The changing role of the family
Since 2001 around half a million more young adults, a rise of 21% to almost 3m, have joined the group. Perhaps most surprising is that females have shown the sharpest rise increasing by 27%, although they still make up less than 40% of the total.
Factors such as rising rental prices and lack of affordable housing in the most densely populated areas all contribute to this trend – but this only tells part of the story. Lots of other factors impact the size and shape of this type of household.
Bank of Mum and Dad
Take for example Mosaic type B08 Bank of Mum and Dad; this family are living in comfort with the mortgage nearly paid down and plenty of equity in their house. It is likely however that they will need to support their children financially to help them either get on the property ladder or afford rent. You can expect these to be releasing equity in the not too distant future, either from their own home or from their investments perhaps impacting spend on luxury items for themselves.

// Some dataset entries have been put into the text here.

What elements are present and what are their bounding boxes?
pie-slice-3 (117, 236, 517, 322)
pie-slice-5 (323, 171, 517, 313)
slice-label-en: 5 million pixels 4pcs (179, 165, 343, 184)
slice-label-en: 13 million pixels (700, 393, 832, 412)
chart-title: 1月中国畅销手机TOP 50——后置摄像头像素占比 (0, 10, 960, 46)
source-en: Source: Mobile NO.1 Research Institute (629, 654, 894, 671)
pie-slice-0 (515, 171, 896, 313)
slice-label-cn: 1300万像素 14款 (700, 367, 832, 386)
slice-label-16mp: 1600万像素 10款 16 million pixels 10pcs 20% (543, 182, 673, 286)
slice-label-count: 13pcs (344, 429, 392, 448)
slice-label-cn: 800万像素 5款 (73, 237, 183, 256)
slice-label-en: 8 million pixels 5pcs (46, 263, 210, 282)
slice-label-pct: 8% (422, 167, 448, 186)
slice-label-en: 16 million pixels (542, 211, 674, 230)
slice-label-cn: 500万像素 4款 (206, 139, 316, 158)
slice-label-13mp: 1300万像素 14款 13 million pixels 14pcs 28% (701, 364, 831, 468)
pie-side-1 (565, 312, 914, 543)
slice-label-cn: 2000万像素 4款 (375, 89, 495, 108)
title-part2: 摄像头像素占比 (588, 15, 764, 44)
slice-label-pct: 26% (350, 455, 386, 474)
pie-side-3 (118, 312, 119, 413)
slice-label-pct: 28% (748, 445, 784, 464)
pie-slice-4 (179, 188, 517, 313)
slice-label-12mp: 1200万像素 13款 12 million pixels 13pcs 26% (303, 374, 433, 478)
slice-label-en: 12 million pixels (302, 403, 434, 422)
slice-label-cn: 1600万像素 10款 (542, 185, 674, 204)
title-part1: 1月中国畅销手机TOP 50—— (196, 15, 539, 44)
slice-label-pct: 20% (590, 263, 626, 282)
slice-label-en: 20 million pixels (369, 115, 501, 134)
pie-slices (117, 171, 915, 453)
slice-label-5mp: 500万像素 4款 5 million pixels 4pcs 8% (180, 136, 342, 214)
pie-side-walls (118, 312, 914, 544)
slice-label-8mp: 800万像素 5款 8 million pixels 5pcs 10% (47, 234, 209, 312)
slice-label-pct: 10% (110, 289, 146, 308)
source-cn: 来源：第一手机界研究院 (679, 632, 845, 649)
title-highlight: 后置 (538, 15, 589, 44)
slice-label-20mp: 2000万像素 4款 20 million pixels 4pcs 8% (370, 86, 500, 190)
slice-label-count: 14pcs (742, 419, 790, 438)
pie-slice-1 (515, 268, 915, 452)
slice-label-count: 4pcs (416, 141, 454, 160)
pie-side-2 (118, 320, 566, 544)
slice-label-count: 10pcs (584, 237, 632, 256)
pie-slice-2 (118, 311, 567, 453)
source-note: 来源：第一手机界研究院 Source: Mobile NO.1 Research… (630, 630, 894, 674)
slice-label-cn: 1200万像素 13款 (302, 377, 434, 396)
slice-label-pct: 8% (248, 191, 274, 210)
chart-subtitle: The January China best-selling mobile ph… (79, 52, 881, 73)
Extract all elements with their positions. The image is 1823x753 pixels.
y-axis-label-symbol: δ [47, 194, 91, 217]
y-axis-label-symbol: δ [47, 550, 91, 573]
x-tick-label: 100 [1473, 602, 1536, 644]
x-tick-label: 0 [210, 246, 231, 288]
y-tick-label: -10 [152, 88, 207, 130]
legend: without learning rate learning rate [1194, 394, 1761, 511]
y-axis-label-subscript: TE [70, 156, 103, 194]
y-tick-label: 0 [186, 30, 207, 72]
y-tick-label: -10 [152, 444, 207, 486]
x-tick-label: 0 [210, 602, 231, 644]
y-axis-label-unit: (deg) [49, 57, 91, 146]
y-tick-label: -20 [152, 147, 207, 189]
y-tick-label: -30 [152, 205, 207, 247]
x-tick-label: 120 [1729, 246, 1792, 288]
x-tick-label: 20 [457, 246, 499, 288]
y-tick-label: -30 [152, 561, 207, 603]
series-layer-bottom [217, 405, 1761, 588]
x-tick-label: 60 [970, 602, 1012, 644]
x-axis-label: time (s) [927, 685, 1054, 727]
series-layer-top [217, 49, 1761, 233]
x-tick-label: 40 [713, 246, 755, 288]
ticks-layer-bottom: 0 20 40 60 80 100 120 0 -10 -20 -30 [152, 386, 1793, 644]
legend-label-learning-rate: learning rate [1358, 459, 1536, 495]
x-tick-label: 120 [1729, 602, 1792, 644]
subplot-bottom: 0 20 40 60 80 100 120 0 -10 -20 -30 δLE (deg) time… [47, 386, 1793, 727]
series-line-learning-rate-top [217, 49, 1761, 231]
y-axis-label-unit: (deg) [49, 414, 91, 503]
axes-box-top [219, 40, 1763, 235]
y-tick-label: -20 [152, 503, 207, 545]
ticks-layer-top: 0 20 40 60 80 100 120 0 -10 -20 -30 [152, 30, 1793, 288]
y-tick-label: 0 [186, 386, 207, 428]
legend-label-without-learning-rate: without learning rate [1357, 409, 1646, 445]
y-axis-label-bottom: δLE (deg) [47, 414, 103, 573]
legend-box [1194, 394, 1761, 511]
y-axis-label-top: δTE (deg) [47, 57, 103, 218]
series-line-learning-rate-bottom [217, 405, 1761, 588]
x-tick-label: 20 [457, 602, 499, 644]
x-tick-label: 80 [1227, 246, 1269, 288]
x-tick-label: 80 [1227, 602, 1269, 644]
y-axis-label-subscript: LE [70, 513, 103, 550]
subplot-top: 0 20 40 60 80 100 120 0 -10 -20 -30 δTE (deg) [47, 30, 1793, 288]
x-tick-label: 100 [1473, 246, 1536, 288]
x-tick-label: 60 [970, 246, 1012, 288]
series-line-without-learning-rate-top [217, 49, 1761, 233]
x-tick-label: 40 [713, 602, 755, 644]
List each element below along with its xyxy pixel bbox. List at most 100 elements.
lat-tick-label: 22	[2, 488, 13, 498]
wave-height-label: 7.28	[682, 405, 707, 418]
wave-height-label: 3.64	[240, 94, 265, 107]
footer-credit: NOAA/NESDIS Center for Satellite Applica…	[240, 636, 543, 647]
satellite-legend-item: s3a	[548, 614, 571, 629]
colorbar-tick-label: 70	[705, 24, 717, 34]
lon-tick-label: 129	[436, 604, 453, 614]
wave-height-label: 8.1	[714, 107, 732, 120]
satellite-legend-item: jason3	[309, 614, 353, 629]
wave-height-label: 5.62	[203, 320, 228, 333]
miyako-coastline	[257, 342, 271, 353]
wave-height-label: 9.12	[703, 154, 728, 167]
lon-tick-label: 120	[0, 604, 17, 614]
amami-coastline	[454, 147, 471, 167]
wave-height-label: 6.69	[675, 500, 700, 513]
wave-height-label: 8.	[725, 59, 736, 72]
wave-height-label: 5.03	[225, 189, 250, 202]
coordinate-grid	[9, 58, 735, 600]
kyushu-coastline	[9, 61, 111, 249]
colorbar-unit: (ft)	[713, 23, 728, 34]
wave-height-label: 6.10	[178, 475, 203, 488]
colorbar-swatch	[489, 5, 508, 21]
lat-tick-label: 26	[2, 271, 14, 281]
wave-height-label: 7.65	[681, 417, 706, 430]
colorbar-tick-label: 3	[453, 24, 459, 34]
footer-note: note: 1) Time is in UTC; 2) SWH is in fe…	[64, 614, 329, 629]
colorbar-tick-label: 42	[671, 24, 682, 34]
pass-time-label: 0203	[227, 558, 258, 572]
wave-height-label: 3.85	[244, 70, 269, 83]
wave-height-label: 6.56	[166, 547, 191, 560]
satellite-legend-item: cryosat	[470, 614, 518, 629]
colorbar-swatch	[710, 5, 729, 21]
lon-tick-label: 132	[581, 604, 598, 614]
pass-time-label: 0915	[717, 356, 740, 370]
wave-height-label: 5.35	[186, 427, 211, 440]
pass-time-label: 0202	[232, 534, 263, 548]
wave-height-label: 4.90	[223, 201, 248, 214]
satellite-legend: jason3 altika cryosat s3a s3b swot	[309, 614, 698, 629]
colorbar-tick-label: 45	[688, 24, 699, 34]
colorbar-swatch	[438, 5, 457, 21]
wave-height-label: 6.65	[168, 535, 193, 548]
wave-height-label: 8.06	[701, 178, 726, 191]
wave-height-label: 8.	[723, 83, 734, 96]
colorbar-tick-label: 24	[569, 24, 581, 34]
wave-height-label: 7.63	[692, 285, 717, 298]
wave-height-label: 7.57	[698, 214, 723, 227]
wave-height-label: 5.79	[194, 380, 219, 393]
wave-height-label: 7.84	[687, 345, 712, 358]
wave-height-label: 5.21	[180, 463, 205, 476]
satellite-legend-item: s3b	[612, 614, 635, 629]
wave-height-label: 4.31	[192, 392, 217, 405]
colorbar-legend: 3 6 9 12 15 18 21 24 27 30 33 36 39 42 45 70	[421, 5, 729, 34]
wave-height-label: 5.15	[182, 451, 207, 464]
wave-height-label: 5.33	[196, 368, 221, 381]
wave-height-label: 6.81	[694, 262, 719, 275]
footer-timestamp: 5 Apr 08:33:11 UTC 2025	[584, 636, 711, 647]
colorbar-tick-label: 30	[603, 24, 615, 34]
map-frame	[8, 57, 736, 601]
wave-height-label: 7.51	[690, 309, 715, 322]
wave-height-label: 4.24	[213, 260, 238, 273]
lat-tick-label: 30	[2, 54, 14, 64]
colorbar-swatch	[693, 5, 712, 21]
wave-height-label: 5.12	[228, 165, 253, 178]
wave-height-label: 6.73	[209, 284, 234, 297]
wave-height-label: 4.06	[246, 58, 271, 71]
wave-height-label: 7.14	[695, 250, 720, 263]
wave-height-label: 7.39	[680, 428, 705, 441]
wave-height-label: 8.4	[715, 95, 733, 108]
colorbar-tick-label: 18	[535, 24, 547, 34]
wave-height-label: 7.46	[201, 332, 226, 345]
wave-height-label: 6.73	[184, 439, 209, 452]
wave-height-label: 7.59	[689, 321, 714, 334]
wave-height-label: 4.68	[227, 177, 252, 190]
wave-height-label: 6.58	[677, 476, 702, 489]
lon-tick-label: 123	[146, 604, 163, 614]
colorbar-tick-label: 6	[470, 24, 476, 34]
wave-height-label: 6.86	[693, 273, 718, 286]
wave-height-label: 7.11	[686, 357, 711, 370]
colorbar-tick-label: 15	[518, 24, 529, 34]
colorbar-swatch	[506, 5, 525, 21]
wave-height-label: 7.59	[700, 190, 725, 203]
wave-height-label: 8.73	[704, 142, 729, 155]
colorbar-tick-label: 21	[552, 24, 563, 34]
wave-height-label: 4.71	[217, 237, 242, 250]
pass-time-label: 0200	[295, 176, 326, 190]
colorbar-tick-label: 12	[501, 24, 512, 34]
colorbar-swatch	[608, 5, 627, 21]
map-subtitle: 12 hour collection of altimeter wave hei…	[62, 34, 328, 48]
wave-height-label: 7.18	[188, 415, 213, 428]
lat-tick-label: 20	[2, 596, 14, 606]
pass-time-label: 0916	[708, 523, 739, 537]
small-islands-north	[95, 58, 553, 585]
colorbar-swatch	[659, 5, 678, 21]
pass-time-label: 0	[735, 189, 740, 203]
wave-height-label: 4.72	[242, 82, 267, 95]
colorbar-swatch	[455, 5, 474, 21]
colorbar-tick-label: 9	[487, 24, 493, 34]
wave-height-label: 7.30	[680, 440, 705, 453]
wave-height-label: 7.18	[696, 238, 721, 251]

Compare them to type F22 Boomerang Boarders. Highly representative of the squeezed middle, impacted by inflation and a lack of salary increases, they are happy to support their kids but are unlikely to be able to offer them significant financial assistance.
Diversity within the ‘adult children living at home’ group
With these two groups alone, we see that some of the broad brushstrokes tactics marketers use to target “adult children living at home” aren’t applicable any more. When we look at the demographic make-up of these households, we can see that there is diversity in the group, and the challenges this offers to marketers vary, depending on whom in the family they want to connect with. Targeting a multi-generational household, regardless of financial situation is complicated but offers endless possibilities if brands learn how to treat everyone in a way that best fits their needs.
Highly personalised cross-channel engagement
It is very important within these target groups that highly personalised cross-channel engagement is employed. In many cases, there is no single primary decision maker in the home, purchase decisions are likely to be shared and influenced by multiple family members. Marketers need to carefully craft their communications when an older parent and young adult or other children are sharing the same living space to engage the right person and influence their purchase decisions.
It’s definitely worth the effort though. US research from Mintel* into this topic states that multi-generational parents and home owners can spend up to a third more than parents whose off-spring have fled the nest but feel less included in advertising. Reaching these customers with the right message on the right channel not only holds great untapped potential for brands but also ensures that their customers are happy to receive communications that are relevant, and by a means that they welcome.